Suspect arrested over Boston marathon bombings

BOSTON, Massachusetts – US investigators on Wednesday arrested a suspect in connection with the Boston marathon bombings that killed three people and wounded 180 others, CNN television reported.

The suspect was identified from surveillance video taken by a department store camera and another camera near the marathon finish line where two bombs sprayed metal fragments into crowds on Monday, CNN and other media reported.

At least one of the video cameras captured the suspect appearing to place one of the pressure cooker bombs, the reports said.

The two blasts went off in a 13-second period about 100 meters (yards) apart as stragglers among the 23,000 runners entered in the prestige event were completing the race.

The breakthrough came ahead of a visit to Boston on Thursday by President Barack Obama to honor the dead and injured.

With no claim of responsibility made for the attack, the Federal Bureau of Investigation (FBI) said it has launched a “worldwide” hunt for those responsible.

It released photographs of the mangled metal remnants of a pressure cooker believed to have been used for one of the bombs which sprayed nails, ball bearings and metal pellets into the huge crowds.

The lid of one pressure cooker was found on the roof of a hotel near the bombs, the hotel’s owner told AFP.

Shreds of black nylon bags believed to have been used to carry the bombs have also been found.

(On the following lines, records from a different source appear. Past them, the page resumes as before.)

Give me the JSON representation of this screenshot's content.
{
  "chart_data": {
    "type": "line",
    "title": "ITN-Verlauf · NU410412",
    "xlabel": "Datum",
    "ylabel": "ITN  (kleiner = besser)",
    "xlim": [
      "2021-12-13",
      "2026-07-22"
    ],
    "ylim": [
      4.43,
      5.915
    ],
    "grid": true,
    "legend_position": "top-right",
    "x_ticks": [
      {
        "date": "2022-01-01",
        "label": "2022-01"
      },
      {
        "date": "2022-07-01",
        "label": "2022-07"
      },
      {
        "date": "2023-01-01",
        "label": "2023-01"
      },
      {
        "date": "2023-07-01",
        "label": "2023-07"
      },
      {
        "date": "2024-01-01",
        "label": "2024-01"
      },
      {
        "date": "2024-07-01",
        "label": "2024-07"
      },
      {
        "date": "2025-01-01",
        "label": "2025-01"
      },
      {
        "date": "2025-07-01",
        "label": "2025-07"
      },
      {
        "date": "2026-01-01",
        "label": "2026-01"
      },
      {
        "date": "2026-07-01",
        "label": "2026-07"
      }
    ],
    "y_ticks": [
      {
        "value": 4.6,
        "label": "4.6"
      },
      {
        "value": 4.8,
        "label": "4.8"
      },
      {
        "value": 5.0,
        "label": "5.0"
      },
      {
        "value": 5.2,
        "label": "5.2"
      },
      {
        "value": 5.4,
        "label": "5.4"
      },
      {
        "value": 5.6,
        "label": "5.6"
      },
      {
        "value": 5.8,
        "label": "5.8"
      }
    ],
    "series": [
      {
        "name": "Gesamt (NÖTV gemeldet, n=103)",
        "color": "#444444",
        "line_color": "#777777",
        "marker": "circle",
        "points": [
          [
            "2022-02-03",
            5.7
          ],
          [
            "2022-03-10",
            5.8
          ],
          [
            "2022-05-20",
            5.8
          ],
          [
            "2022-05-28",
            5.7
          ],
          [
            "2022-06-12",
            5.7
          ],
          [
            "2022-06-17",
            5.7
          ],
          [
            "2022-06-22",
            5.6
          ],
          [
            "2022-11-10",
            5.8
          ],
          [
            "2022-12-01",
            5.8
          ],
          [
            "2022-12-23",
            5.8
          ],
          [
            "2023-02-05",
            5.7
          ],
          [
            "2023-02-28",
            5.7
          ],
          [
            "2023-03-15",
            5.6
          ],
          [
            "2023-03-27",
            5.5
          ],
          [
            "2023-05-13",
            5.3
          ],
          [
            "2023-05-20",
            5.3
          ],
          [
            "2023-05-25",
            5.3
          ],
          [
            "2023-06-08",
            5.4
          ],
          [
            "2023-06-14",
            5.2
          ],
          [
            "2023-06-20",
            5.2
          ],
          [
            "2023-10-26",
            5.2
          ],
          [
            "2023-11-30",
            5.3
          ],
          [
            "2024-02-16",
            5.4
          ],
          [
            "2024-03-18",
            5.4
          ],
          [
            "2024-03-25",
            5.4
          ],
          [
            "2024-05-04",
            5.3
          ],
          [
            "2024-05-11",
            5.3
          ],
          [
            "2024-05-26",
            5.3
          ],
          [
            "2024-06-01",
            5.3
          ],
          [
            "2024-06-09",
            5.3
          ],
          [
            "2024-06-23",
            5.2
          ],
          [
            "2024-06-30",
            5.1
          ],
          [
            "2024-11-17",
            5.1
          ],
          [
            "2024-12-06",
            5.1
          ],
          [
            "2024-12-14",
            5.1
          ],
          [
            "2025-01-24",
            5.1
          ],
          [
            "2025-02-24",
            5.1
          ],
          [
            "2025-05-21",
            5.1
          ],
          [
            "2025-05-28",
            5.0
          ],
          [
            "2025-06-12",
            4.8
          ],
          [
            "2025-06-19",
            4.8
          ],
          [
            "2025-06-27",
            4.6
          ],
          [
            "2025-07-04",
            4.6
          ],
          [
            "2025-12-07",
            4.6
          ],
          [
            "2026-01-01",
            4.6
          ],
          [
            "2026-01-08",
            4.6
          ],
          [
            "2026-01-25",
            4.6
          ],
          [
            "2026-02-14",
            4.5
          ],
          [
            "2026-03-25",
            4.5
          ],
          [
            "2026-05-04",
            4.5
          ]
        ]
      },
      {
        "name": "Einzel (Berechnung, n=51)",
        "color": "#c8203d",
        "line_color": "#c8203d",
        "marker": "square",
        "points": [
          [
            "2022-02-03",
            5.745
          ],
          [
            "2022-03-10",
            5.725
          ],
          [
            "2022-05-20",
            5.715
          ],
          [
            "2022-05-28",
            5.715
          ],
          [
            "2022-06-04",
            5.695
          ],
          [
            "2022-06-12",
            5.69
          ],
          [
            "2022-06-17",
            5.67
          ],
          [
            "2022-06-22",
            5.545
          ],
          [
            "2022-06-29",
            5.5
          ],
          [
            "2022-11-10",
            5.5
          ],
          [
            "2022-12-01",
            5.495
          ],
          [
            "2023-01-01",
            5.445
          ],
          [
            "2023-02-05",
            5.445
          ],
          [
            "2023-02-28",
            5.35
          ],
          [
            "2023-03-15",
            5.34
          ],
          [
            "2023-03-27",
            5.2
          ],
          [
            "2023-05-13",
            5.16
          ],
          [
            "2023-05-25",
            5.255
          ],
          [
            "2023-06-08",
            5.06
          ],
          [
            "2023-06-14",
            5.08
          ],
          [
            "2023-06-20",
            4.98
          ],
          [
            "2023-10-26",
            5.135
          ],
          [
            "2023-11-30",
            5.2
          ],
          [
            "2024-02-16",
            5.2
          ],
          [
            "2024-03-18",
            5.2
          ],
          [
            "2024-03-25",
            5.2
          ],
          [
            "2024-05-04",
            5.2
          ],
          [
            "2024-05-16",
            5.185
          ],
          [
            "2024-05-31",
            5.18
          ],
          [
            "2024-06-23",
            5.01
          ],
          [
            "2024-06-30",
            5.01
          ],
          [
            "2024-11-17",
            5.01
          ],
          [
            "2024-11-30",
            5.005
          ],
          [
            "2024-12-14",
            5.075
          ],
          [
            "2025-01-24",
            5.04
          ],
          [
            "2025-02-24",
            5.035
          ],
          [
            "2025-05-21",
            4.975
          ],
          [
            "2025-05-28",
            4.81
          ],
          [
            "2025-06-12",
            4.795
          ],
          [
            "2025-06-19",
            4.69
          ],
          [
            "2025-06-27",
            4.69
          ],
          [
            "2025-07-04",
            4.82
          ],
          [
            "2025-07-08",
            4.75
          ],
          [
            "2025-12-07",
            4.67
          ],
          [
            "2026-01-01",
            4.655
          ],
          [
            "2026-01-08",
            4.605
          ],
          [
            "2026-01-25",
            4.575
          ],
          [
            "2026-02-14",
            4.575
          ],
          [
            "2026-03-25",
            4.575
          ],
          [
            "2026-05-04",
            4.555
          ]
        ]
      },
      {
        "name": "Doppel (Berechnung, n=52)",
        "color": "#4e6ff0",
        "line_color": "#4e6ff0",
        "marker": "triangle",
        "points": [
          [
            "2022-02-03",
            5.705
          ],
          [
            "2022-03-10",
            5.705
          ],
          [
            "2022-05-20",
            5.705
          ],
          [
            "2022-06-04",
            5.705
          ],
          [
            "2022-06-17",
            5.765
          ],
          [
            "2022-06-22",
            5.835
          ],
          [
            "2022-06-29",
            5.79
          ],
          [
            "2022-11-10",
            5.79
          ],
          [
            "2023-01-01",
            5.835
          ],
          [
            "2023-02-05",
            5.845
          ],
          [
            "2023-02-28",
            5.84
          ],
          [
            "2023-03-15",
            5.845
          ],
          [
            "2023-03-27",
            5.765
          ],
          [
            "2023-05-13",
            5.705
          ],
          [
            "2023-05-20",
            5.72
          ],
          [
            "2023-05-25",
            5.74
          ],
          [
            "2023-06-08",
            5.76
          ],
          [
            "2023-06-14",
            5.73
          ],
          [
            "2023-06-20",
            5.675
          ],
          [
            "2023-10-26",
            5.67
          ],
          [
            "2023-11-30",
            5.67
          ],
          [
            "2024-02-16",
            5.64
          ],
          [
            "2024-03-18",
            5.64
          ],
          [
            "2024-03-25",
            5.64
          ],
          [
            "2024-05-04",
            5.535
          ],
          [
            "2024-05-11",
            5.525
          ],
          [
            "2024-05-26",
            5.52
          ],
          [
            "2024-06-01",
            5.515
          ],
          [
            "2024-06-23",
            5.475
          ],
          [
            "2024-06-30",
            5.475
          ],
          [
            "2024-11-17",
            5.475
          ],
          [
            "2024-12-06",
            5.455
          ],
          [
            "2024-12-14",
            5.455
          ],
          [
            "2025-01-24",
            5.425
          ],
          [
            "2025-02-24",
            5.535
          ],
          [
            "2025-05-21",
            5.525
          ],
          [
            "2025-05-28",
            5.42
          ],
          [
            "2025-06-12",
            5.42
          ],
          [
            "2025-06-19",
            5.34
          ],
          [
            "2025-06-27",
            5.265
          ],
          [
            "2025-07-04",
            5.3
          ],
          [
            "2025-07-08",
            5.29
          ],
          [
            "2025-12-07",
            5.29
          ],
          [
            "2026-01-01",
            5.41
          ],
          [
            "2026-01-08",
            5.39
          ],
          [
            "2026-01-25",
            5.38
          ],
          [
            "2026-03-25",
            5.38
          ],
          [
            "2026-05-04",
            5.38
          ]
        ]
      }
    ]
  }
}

Doctors at hospitals where the critically injured were taken say ball bearings and nails taken from patients were being used in the investigation.

George Velmahos, Massachusetts General Hospital’s chief of trauma surgery, said the metal was being handed over to police. He said 12 nails were taken from inside one patient.

Peter Burke, chief trauma surgeon at Boston Medical Center, also said the metal pieces was being kept aside for the police. He said some of the nails were about five centimeters (two inches) long.

Evidence is being collected for analysis at the FBI’s main laboratory in Quantico, Virginia.

Similar, easy-to-make devices are used as roadside bombs in Afghanistan and Iraq, but have also been used by domestic extremists in the United States.

US authorities have thrown virtually every investigation agency into the hunt with more than 1,000 officers working in Boston alone, said Rick DesLauriers, head of the FBI’s Boston office.

Obama has condemned the attack as “an act of terror” and vowed that the attackers “will feel the full weight of justice.”

The US leader will attend a special inter-faith service for the victims at Boston’s Cathedral of the Holy Cross on Thursday morning.

Armed National Guard troops and police patrolled Boston’s airport, commuter trains and buses and authorities warned that tight security would last several days.

About 100 of the injured have already left Boston hospitals but many remain in critical condition and the city has started emotional tributes to the dead, who include an eight-year-old boy Martin Richard, a Chinese graduate student at Boston University, Lu Lingzi, and a woman restaurant manager Krystle Campbell.

About 1,000 people attended a candlelight vigil in a park near the boy’s home on Tuesday night and hundreds went to other events in Boston.

Hundreds of students attended a memorial service for the woman at Boston University on Tuesday night. Thousands of tributes were posted online on Chinese websites.

A pair of running shoes, flowers and a key chain were left in front of the university memorial to Martin Luther King junior for Lu.

Theology student Meghan Nelson, who placed the tributes, said: “All the theology school students are wearing running shoes this week. It symbolizes standing together for unity and running for peace. It’s about solidarity.”

London marathon organizers announced meanwhile that extra police would be deployed to monitor security following the Boston attacks.